Docking analysis of olive PPOs. (A) Potential docking of the diphenolic substrate hydroxytyrosol (HTy) into the active site of OePPO1, OePPO2 and OePPO3 proteins. (B) Potential docking of the monophenolic substrate tyrosol (Ty) into the active site of the OePPO3 enzyme. Surface views of the active pockets are coloured by polarity, with red for negative and blue for positive charged amino acid residues. Amino acids involved in the interaction with the substrate are shown under each docking pose.

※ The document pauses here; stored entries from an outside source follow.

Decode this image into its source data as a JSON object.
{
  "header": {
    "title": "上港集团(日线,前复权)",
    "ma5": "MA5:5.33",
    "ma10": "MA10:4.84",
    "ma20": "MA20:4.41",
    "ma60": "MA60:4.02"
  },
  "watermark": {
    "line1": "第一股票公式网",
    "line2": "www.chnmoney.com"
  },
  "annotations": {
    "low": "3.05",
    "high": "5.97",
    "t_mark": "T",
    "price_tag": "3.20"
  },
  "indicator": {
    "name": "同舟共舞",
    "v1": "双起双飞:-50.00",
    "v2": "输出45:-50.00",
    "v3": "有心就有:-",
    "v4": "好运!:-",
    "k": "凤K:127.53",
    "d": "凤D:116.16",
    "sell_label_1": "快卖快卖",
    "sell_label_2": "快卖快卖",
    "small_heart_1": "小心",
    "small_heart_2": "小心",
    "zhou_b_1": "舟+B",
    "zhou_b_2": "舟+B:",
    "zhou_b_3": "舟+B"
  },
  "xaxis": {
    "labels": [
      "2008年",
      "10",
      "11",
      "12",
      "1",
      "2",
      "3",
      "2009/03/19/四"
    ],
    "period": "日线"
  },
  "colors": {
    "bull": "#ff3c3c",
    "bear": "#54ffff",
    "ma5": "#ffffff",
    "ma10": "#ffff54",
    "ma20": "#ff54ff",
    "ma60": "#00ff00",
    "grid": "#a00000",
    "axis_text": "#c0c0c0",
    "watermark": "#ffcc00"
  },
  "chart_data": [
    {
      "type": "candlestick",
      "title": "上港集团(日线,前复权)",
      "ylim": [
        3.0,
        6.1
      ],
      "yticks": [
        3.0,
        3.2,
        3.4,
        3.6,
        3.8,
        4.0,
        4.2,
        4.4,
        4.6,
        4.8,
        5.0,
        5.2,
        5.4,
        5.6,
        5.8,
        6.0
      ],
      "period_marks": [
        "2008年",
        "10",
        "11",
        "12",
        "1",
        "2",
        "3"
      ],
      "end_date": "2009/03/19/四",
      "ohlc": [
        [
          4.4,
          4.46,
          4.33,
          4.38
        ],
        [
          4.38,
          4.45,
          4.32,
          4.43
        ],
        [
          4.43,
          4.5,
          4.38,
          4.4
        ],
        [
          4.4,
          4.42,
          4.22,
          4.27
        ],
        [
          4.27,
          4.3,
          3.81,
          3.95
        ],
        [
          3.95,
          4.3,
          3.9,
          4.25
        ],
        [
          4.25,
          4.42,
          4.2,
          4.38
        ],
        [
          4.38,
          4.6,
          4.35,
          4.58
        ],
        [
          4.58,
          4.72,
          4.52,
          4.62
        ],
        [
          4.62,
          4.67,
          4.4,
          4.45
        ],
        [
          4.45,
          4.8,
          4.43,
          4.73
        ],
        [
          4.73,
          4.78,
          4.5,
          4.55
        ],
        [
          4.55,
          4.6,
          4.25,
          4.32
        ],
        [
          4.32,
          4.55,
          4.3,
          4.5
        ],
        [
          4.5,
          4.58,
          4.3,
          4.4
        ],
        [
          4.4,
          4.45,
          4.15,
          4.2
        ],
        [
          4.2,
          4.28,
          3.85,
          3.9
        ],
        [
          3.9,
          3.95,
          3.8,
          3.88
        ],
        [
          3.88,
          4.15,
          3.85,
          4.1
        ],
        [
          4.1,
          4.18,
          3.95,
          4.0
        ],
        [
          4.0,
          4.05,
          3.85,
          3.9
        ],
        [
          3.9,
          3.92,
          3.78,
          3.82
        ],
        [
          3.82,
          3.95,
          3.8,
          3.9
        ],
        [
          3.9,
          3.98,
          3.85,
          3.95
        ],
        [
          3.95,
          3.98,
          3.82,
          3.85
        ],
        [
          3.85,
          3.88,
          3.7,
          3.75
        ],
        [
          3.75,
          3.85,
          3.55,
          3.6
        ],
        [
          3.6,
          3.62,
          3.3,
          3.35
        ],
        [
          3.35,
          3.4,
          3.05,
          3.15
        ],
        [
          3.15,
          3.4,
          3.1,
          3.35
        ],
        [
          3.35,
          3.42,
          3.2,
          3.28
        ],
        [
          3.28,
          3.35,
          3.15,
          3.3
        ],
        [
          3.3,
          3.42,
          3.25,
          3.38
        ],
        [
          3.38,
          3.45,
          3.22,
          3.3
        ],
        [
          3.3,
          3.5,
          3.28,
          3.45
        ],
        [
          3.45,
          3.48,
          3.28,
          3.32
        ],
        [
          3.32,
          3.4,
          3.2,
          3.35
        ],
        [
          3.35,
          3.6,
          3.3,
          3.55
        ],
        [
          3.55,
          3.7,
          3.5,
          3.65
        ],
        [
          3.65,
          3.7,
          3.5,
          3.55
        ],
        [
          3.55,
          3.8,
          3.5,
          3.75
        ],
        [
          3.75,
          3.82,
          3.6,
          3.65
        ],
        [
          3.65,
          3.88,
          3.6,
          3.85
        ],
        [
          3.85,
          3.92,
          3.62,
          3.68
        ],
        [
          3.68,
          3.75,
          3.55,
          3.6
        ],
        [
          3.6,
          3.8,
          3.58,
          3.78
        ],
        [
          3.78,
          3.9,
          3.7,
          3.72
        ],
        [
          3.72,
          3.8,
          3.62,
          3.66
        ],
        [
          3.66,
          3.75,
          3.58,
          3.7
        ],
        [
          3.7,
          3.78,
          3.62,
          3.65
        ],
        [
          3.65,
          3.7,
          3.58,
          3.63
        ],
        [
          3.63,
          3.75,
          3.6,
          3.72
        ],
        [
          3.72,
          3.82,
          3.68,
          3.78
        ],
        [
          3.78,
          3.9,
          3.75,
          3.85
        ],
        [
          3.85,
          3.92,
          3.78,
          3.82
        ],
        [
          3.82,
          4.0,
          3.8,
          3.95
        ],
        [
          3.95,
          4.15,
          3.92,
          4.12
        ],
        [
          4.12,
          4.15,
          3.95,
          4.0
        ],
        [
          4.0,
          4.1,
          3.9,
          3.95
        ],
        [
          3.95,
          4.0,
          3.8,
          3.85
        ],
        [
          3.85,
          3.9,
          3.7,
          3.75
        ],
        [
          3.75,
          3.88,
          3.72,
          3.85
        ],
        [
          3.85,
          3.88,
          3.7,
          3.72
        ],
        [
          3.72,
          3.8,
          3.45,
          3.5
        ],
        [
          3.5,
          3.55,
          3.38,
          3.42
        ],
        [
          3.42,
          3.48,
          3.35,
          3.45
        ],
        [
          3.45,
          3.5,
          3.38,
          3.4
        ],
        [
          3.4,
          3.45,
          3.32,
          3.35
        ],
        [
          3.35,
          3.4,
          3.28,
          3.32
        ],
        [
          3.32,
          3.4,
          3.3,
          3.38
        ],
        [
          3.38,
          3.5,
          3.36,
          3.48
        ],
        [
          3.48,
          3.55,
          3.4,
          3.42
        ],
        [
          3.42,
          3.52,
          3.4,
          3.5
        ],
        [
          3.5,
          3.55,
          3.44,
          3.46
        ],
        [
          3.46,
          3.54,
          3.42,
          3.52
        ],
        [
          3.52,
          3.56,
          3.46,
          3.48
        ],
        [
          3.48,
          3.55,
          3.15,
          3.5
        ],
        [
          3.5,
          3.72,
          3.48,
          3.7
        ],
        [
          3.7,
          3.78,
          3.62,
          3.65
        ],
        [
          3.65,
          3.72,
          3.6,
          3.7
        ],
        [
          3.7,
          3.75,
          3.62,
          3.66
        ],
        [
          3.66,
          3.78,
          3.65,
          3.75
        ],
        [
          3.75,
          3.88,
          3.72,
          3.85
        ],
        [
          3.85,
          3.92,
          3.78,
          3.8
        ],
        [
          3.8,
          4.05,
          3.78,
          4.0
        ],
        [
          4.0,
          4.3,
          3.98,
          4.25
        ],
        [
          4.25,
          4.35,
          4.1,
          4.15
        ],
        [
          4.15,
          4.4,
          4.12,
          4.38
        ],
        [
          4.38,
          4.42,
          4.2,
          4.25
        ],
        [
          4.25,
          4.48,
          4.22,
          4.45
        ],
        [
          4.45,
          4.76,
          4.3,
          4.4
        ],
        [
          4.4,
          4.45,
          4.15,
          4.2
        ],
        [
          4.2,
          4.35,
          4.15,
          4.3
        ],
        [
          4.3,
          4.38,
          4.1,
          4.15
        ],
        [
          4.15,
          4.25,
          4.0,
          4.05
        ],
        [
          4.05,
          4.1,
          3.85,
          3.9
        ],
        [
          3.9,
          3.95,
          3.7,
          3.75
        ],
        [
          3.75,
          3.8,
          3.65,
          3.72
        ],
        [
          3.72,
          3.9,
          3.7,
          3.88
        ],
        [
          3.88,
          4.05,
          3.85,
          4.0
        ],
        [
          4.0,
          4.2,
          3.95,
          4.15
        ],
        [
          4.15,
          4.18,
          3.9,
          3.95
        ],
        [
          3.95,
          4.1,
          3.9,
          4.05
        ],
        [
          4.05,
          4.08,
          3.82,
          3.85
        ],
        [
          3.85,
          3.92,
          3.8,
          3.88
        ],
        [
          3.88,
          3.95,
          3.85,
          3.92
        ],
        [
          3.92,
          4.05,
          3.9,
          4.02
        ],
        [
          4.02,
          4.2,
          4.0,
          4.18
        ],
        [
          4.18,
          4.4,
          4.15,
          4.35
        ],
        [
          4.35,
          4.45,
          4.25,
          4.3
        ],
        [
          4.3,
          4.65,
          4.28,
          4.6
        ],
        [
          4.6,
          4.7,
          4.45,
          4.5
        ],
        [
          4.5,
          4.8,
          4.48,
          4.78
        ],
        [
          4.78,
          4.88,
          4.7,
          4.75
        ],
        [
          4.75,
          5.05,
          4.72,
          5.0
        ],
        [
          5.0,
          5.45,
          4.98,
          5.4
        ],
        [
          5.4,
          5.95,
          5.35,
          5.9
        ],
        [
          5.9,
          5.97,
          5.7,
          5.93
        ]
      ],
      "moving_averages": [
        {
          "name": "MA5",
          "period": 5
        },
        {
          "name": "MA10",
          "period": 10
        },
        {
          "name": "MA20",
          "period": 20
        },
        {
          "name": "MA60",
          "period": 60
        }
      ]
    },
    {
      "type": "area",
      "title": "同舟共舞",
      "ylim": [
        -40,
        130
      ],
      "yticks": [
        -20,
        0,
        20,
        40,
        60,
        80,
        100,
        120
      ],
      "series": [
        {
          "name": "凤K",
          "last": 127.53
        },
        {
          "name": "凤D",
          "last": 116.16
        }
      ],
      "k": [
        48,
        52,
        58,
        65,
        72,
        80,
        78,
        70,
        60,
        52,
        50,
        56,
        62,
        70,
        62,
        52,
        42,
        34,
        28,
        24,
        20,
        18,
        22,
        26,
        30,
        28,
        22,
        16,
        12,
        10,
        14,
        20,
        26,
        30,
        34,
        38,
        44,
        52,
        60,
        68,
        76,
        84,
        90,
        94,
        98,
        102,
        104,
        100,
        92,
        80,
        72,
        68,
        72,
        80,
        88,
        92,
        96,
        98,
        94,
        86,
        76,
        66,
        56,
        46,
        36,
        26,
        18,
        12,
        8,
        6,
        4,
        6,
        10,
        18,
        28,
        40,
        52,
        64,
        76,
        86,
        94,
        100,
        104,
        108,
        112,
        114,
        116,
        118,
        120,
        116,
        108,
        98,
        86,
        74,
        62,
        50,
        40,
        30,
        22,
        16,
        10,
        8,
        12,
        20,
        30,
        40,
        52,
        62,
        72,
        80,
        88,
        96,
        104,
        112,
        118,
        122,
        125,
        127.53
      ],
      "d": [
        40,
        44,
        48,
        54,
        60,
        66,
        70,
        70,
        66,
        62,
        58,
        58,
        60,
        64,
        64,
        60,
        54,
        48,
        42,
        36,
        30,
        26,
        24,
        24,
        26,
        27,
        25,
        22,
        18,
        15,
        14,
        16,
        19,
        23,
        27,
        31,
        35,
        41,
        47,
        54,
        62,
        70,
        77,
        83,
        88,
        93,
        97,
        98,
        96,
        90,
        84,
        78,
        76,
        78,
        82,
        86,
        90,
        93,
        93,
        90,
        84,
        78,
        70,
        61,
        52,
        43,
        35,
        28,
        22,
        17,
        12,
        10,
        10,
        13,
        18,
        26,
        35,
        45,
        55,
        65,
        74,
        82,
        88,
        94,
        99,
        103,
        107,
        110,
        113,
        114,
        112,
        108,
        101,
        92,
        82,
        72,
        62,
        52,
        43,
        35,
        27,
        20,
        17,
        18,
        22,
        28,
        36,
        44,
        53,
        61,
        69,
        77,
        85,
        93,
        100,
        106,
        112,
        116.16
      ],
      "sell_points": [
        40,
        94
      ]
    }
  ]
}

Hydrogen bonds are shown as green dashed lines, and π-π interactions between aromatic rings are shown as yellow lines.

Figure 8

Relative expression levels of olive OePPO1, OePPO2 and OePPO3 genes in the mesocarp tissue of ‘Picual’, ‘Menya’, ‘Fishomi’, ‘Klon’, ‘Abou Kanani’, and ‘Dokkar’ fruits harvested at the usual ripening stage used for olive oil extraction (stage III).

Figure 9

Relative expression of olive PPO genes by RT-qPCR in cultivar ‘Picual’ fruits under different stress conditions (see Section 3). CON-fly: control sample in fly experiment; fly: fly-attacked fruit; CON-MJ: control sample in methyl jasmonate-treated fruits; MJ: methyl jasmonate-treated fruits. Asterisks (*) mean gene expression values are statistically different (p < 0.05) from their corresponding control.